22. • ix. Production of Insect resistance:
• Zemetra et al. (1993) used in vitro selection technique for generation of
somaclonal variants for Russian wheat aphid (Diuraphis noxia) in wheat.
• Calli from susceptible wheat cultivar “Stephens’’ were exposed to an extract from
aphid.
• Resistance to aphid was observed in both R2 and R3 generations.
• x. Seed quality improvement:
• Recently, a variety Bio L 212 of lathyrus (Lathyrus sativa) has been identified for
cultivation in central India which has been developed through somaclonal
variation and has low ODAP (β-N-oxalyl -2-α, β diamino propionic acid), a
neurotoxin (Mehta and Santha, 1996), indicating the potential of somaclonal
variations for the development of varieties with improved seed quality.
23. xi. Introgression of Alien gene:
• The increase in genome rearrangement during tissue culture provides a new
opportunity for alien gene introgression which can help widen the crop
germplasm base, particularly by culturing immature embryos of wide crosses
where crop and alien chromosomes cannot replicate through meiosis.
• Introgression of genes may be better achieved by imposing one or more cell
culture cycles on interspecific hybrid material.
• The enhanced somatic genome exchange is likely to produce regenerants where
part of the alien genome has been somatically recombined into the
chromosomes of crop species.
24. Advantages & Disadvantages of Somaclonal Variations
Advantages
• Help in crop improvement
• Creation of additional genetic variations
• Increased and improved production of secondary metabolites
• Selection of plants resistant to various toxins, herbicides, high salt concentration and
mineral toxicity
• Suitable for breeding of tree species
Disadvantages
• A serious disadvantage occurs in operations which require clonal uniformity, as in the
horticulture and forestry industries where tissue culture is employed for rapid
propagation of elite genotypes
• Sometime leads to undesirable results
• Selected variants are random and genetically unstable
• Require extensive and extended field trials
• Not suitable for complex agronomic traits like yield, quality etc.
• May develop variants with pleiotropic effects which are not true.

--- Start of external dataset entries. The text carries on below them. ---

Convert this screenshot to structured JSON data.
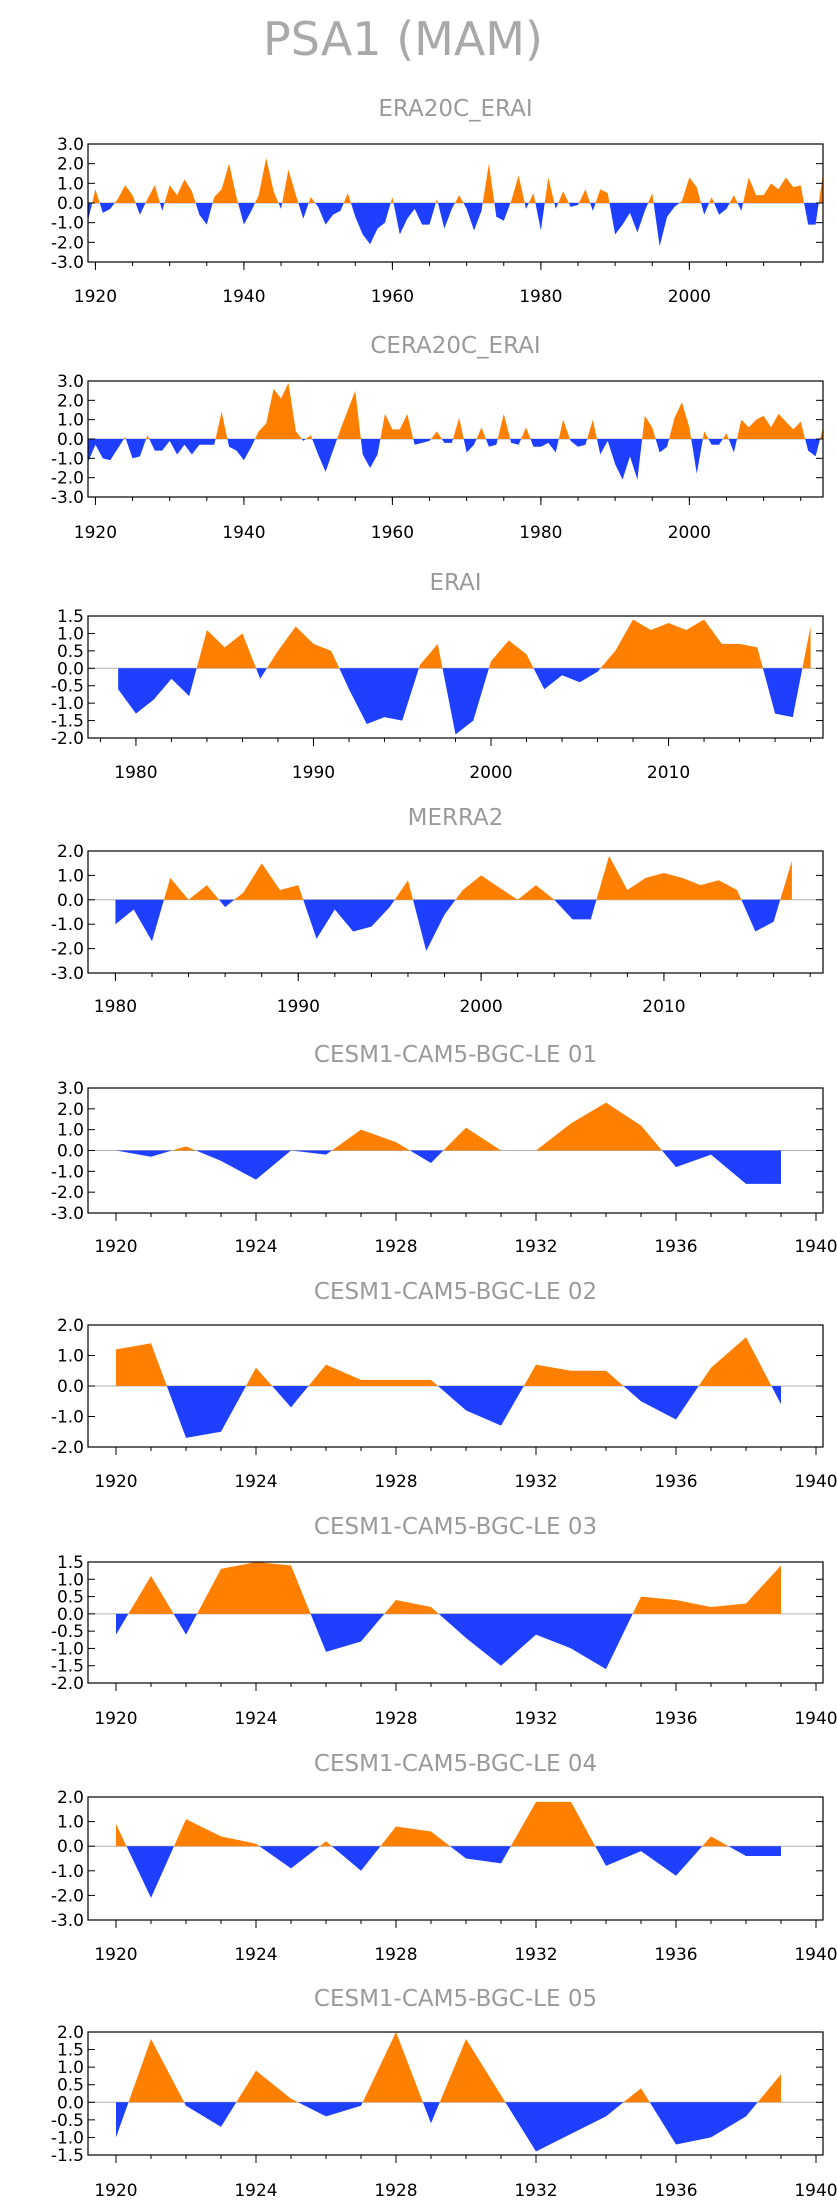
{
  "page_title": "PSA1 (MAM)",
  "colors": {
    "positive": "#ff8000",
    "negative": "#1f3fff",
    "frame": "#000000",
    "zero_line": "#b0b0b0",
    "title": "#9a9a9a"
  },
  "chart_data": [
    {
      "type": "area",
      "title": "ERA20C_ERAI",
      "ylim": [
        -3,
        3
      ],
      "yticks": [
        "3.0",
        "2.0",
        "1.0",
        "0.0",
        "-1.0",
        "-2.0",
        "-3.0"
      ],
      "ytick_values": [
        3,
        2,
        1,
        0,
        -1,
        -2,
        -3
      ],
      "xlim": [
        1919,
        2018
      ],
      "xticks": [
        1920,
        1940,
        1960,
        1980,
        2000
      ],
      "x_start": 1919,
      "values": [
        -0.9,
        0.7,
        -0.5,
        -0.3,
        0.2,
        0.9,
        0.4,
        -0.6,
        0.2,
        0.9,
        -0.4,
        0.9,
        0.4,
        1.2,
        0.6,
        -0.6,
        -1.1,
        0.3,
        0.7,
        2.0,
        0.3,
        -1.1,
        -0.4,
        0.4,
        2.3,
        0.6,
        -0.3,
        1.7,
        0.4,
        -0.8,
        0.3,
        -0.2,
        -1.1,
        -0.6,
        -0.4,
        0.5,
        -0.7,
        -1.6,
        -2.1,
        -1.3,
        -1.0,
        0.3,
        -1.6,
        -0.8,
        -0.3,
        -1.1,
        -1.1,
        0.2,
        -1.3,
        -0.3,
        0.4,
        -0.3,
        -1.4,
        -0.4,
        2.0,
        -0.7,
        -0.9,
        0.1,
        1.4,
        -0.3,
        0.5,
        -1.4,
        1.3,
        -0.3,
        0.6,
        -0.2,
        -0.1,
        0.7,
        -0.4,
        0.7,
        0.5,
        -1.6,
        -1.1,
        -0.5,
        -1.5,
        -0.4,
        0.5,
        -2.2,
        -0.7,
        -0.2,
        0.1,
        1.3,
        0.8,
        -0.6,
        0.3,
        -0.6,
        -0.3,
        0.4,
        -0.4,
        1.3,
        0.4,
        0.4,
        1.0,
        0.7,
        1.3,
        0.8,
        0.9,
        -1.1,
        -1.1,
        1.5
      ]
    },
    {
      "type": "area",
      "title": "CERA20C_ERAI",
      "ylim": [
        -3,
        3
      ],
      "yticks": [
        "3.0",
        "2.0",
        "1.0",
        "0.0",
        "-1.0",
        "-2.0",
        "-3.0"
      ],
      "ytick_values": [
        3,
        2,
        1,
        0,
        -1,
        -2,
        -3
      ],
      "xlim": [
        1919,
        2018
      ],
      "xticks": [
        1920,
        1940,
        1960,
        1980,
        2000
      ],
      "x_start": 1919,
      "values": [
        -1.2,
        -0.3,
        -1.0,
        -1.1,
        -0.5,
        0.1,
        -1.0,
        -0.9,
        0.2,
        -0.6,
        -0.6,
        -0.1,
        -0.8,
        -0.3,
        -0.8,
        -0.3,
        -0.3,
        -0.3,
        1.4,
        -0.4,
        -0.6,
        -1.1,
        -0.4,
        0.4,
        0.8,
        2.6,
        2.1,
        2.9,
        0.4,
        -0.1,
        0.2,
        -0.8,
        -1.7,
        -0.6,
        0.5,
        1.5,
        2.5,
        -0.8,
        -1.5,
        -0.8,
        1.3,
        0.5,
        0.5,
        1.3,
        -0.3,
        -0.2,
        -0.1,
        0.4,
        -0.2,
        -0.2,
        1.1,
        -0.7,
        -0.3,
        0.6,
        -0.4,
        -0.3,
        1.3,
        -0.2,
        -0.3,
        0.6,
        -0.4,
        -0.4,
        -0.2,
        -0.7,
        1.0,
        -0.1,
        -0.4,
        -0.3,
        1.0,
        -0.8,
        -0.1,
        -1.3,
        -2.1,
        -0.9,
        -2.1,
        1.2,
        0.6,
        -0.7,
        -0.4,
        1.1,
        1.9,
        0.6,
        -1.8,
        0.4,
        -0.3,
        -0.3,
        0.3,
        -0.7,
        1.0,
        0.6,
        1.0,
        1.2,
        0.6,
        1.3,
        0.9,
        0.5,
        0.9,
        -0.6,
        -0.9,
        0.6
      ]
    },
    {
      "type": "area",
      "title": "ERAI",
      "ylim": [
        -2,
        1.5
      ],
      "yticks": [
        "1.5",
        "1.0",
        "0.5",
        "0.0",
        "-0.5",
        "-1.0",
        "-1.5",
        "-2.0"
      ],
      "ytick_values": [
        1.5,
        1,
        0.5,
        0,
        -0.5,
        -1,
        -1.5,
        -2
      ],
      "xlim": [
        1977.3,
        2018.7
      ],
      "xticks": [
        1980,
        1990,
        2000,
        2010
      ],
      "x_start": 1979,
      "values": [
        -0.6,
        -1.3,
        -0.9,
        -0.3,
        -0.8,
        1.1,
        0.6,
        1.0,
        -0.3,
        0.5,
        1.2,
        0.7,
        0.5,
        -0.6,
        -1.6,
        -1.4,
        -1.5,
        0.1,
        0.7,
        -1.9,
        -1.5,
        0.2,
        0.8,
        0.4,
        -0.6,
        -0.2,
        -0.4,
        -0.1,
        0.5,
        1.4,
        1.1,
        1.3,
        1.1,
        1.4,
        0.7,
        0.7,
        0.6,
        -1.3,
        -1.4,
        1.2
      ]
    },
    {
      "type": "area",
      "title": "MERRA2",
      "ylim": [
        -3,
        2
      ],
      "yticks": [
        "2.0",
        "1.0",
        "0.0",
        "-1.0",
        "-2.0",
        "-3.0"
      ],
      "ytick_values": [
        2,
        1,
        0,
        -1,
        -2,
        -3
      ],
      "xlim": [
        1978.5,
        2018.7
      ],
      "xticks": [
        1980,
        1990,
        2000,
        2010
      ],
      "x_start": 1980,
      "values": [
        -1.0,
        -0.4,
        -1.7,
        0.9,
        0.0,
        0.6,
        -0.3,
        0.3,
        1.5,
        0.4,
        0.6,
        -1.6,
        -0.4,
        -1.3,
        -1.1,
        -0.3,
        0.8,
        -2.1,
        -0.6,
        0.4,
        1.0,
        0.5,
        0.0,
        0.6,
        0.0,
        -0.8,
        -0.8,
        1.8,
        0.4,
        0.9,
        1.1,
        0.9,
        0.6,
        0.8,
        0.4,
        -1.3,
        -0.9,
        1.6
      ]
    },
    {
      "type": "area",
      "title": "CESM1-CAM5-BGC-LE 01",
      "ylim": [
        -3,
        3
      ],
      "yticks": [
        "3.0",
        "2.0",
        "1.0",
        "0.0",
        "-1.0",
        "-2.0",
        "-3.0"
      ],
      "ytick_values": [
        3,
        2,
        1,
        0,
        -1,
        -2,
        -3
      ],
      "xlim": [
        1919.2,
        1940.2
      ],
      "xticks": [
        1920,
        1924,
        1928,
        1932,
        1936,
        1940
      ],
      "x_start": 1920,
      "values": [
        0.0,
        -0.3,
        0.2,
        -0.5,
        -1.4,
        0.0,
        -0.2,
        1.0,
        0.4,
        -0.6,
        1.1,
        0.0,
        0.0,
        1.3,
        2.3,
        1.2,
        -0.8,
        -0.2,
        -1.6,
        -1.6
      ]
    },
    {
      "type": "area",
      "title": "CESM1-CAM5-BGC-LE 02",
      "ylim": [
        -2,
        2
      ],
      "yticks": [
        "2.0",
        "1.0",
        "0.0",
        "-1.0",
        "-2.0"
      ],
      "ytick_values": [
        2,
        1,
        0,
        -1,
        -2
      ],
      "xlim": [
        1919.2,
        1940.2
      ],
      "xticks": [
        1920,
        1924,
        1928,
        1932,
        1936,
        1940
      ],
      "x_start": 1920,
      "values": [
        1.2,
        1.4,
        -1.7,
        -1.5,
        0.6,
        -0.7,
        0.7,
        0.2,
        0.2,
        0.2,
        -0.8,
        -1.3,
        0.7,
        0.5,
        0.5,
        -0.5,
        -1.1,
        0.6,
        1.6,
        -0.6
      ]
    },
    {
      "type": "area",
      "title": "CESM1-CAM5-BGC-LE 03",
      "ylim": [
        -2,
        1.5
      ],
      "yticks": [
        "1.5",
        "1.0",
        "0.5",
        "0.0",
        "-0.5",
        "-1.0",
        "-1.5",
        "-2.0"
      ],
      "ytick_values": [
        1.5,
        1,
        0.5,
        0,
        -0.5,
        -1,
        -1.5,
        -2
      ],
      "xlim": [
        1919.2,
        1940.2
      ],
      "xticks": [
        1920,
        1924,
        1928,
        1932,
        1936,
        1940
      ],
      "x_start": 1920,
      "values": [
        -0.6,
        1.1,
        -0.6,
        1.3,
        1.5,
        1.4,
        -1.1,
        -0.8,
        0.4,
        0.2,
        -0.7,
        -1.5,
        -0.6,
        -1.0,
        -1.6,
        0.5,
        0.4,
        0.2,
        0.3,
        1.4
      ]
    },
    {
      "type": "area",
      "title": "CESM1-CAM5-BGC-LE 04",
      "ylim": [
        -3,
        2
      ],
      "yticks": [
        "2.0",
        "1.0",
        "0.0",
        "-1.0",
        "-2.0",
        "-3.0"
      ],
      "ytick_values": [
        2,
        1,
        0,
        -1,
        -2,
        -3
      ],
      "xlim": [
        1919.2,
        1940.2
      ],
      "xticks": [
        1920,
        1924,
        1928,
        1932,
        1936,
        1940
      ],
      "x_start": 1920,
      "values": [
        0.9,
        -2.1,
        1.1,
        0.4,
        0.1,
        -0.9,
        0.2,
        -1.0,
        0.8,
        0.6,
        -0.5,
        -0.7,
        1.8,
        1.8,
        -0.8,
        -0.2,
        -1.2,
        0.4,
        -0.4,
        -0.4
      ]
    },
    {
      "type": "area",
      "title": "CESM1-CAM5-BGC-LE 05",
      "ylim": [
        -1.5,
        2
      ],
      "yticks": [
        "2.0",
        "1.5",
        "1.0",
        "0.5",
        "0.0",
        "-0.5",
        "-1.0",
        "-1.5"
      ],
      "ytick_values": [
        2,
        1.5,
        1,
        0.5,
        0,
        -0.5,
        -1,
        -1.5
      ],
      "xlim": [
        1919.2,
        1940.2
      ],
      "xticks": [
        1920,
        1924,
        1928,
        1932,
        1936,
        1940
      ],
      "x_start": 1920,
      "values": [
        -1.0,
        1.8,
        -0.1,
        -0.7,
        0.9,
        0.1,
        -0.4,
        -0.1,
        2.0,
        -0.6,
        1.8,
        0.2,
        -1.4,
        -0.9,
        -0.4,
        0.4,
        -1.2,
        -1.0,
        -0.4,
        0.8
      ]
    }
  ]
}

25. Gametoclonal Variations
• The variation observed among plants regenerated from cultured gametic cells is
termed gametoclonal variation as compared to somoclonal variation, derived
from somatic cells.
• The term gametoclones (in place of somaclones) is used for the products of
gametoclonal variations.
• As the somatic cells divide by mitosis, the genetic material is equally distributed
to the daughter cells. In contrast, the gametes, being the products of meiosis,
possess only half of the parent cell genetic material.
26. The gametoclonal variations differ from somaclonal
variations by three distinct features:
1. Mutants obtained from gametoclonal variations give rise to haploid plants since
a single set of chromosomes are present.
2. Meiotic crossing over is the recombination process observed in gametoclonal
variations.
3. The gametoclones can be stabilized by doubling the chromosome number
Production of Gametoclones
• Gametoclones can be developed by culturing male or female gametic cells.
• The cultures of anthers or isolated microspores are widely used.
• Improvements have been made in several plant species through development of
gametoclones
• e.g., rice, wheat, and tobacco.
27. Source of Gametoclonal Variations
Cell culture technique may induce genetic variations.
Variations may be induced while doubling the haploid chromosomes.
Genetic variations may occur due to heterozygosity of the diploids.